Palladium Trust ETF (NYSE:PALL) is up 8.4% since the beginning of the year and has attracted more than $33.6 million of inflows.
Physical Platinum Shares (NYSE:PPLT) and the First Trust ISE Global Platinum Index ETF (NYSE:PLTM) have gained 11.16% and 11.17%, respectively, since January 1st.
And the rally may still have legs.
“Platinum is going to continue to be a star performer this year,” said James Cordier, Liberty Trading Group principal and founder. “I expect the rally to continue as supply concerns and strong auto sales boost demand for the metal.”
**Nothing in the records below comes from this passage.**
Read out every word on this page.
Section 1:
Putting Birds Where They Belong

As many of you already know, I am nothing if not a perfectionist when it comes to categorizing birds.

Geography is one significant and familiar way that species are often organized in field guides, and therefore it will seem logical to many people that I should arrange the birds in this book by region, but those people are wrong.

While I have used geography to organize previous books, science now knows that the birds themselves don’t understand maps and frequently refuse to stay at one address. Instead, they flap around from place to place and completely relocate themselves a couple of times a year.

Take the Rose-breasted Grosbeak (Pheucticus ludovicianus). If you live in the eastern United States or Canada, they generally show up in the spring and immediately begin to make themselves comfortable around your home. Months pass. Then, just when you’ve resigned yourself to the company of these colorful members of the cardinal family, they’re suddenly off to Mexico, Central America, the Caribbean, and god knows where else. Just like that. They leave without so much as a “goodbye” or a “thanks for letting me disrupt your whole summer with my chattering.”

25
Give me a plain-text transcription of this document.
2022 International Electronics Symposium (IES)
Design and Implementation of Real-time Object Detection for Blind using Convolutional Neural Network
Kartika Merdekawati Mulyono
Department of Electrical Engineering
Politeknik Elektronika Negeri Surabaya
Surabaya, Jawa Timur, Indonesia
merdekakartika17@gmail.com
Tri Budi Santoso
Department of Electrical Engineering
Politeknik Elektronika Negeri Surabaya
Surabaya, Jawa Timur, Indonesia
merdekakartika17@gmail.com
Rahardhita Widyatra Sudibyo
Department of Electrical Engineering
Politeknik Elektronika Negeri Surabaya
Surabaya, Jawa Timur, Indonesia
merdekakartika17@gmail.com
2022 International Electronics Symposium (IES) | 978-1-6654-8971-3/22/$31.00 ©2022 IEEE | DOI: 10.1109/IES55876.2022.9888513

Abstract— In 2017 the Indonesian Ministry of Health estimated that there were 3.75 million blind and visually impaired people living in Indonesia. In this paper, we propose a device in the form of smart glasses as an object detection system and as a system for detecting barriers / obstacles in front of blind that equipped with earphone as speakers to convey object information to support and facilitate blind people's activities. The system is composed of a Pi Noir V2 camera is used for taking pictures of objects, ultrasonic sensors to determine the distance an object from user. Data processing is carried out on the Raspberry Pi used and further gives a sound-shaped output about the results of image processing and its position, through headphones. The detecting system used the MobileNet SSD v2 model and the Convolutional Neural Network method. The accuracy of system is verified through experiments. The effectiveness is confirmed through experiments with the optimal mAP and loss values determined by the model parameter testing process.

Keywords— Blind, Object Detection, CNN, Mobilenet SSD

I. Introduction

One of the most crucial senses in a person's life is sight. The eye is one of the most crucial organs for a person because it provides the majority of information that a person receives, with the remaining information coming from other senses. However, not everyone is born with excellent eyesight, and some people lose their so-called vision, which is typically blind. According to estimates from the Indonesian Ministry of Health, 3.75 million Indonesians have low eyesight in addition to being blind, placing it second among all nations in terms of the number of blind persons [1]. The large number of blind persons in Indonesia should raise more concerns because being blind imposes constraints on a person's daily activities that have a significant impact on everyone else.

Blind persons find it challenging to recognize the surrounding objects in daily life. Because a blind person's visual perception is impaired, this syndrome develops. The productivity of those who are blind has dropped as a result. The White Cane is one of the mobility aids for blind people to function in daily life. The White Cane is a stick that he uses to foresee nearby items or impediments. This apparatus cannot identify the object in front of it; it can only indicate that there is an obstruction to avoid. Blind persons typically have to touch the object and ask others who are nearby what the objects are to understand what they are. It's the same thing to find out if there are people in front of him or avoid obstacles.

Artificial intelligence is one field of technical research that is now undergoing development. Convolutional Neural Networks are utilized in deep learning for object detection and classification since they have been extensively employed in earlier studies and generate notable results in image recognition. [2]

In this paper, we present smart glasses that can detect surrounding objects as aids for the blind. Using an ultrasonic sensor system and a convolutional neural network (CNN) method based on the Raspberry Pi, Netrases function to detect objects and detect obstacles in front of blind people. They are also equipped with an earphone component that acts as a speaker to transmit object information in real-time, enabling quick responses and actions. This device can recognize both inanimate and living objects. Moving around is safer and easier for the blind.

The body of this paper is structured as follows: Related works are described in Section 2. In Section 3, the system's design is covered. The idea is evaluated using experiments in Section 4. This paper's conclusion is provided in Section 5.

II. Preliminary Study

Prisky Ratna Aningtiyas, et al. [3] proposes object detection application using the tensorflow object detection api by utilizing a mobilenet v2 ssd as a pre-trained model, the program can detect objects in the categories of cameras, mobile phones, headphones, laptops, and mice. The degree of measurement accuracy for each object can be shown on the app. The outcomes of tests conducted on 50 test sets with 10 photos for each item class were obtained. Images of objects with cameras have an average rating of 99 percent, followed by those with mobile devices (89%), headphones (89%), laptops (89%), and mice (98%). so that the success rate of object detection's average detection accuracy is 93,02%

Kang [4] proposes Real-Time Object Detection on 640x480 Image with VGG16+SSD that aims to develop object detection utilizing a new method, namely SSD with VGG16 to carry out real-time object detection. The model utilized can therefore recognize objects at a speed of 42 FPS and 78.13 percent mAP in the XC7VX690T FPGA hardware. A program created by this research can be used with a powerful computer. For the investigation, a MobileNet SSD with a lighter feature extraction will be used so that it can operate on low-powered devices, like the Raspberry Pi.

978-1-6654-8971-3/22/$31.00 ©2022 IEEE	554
And while platinum and palladium’s performance is outshining gold, some investors say now is the time to buy the precious metal that’s currently trading near 6-months lows.
“The reasons for the recent sell-off will prove to be bullish for the metal later this year,” said Cordier. “I expect gold to reach $1,700 an ounce by the second or third quarter.”
The price of gold continued to fall this week following a report by the World Gold Council showing world demand declined by 0.4% to 4,405.5 metric tons last year.
“Now is a good time to add positions in gold,” said Cordier. “Gold is a great buy at these levels. I think we’re trading probably $50 to $75 below prices we will see later this year.”
The SPDR Gold Shares (NYSE:GLD), the popular exchange traded fund that mirrors the price of gold, is down 2.27% so far this year.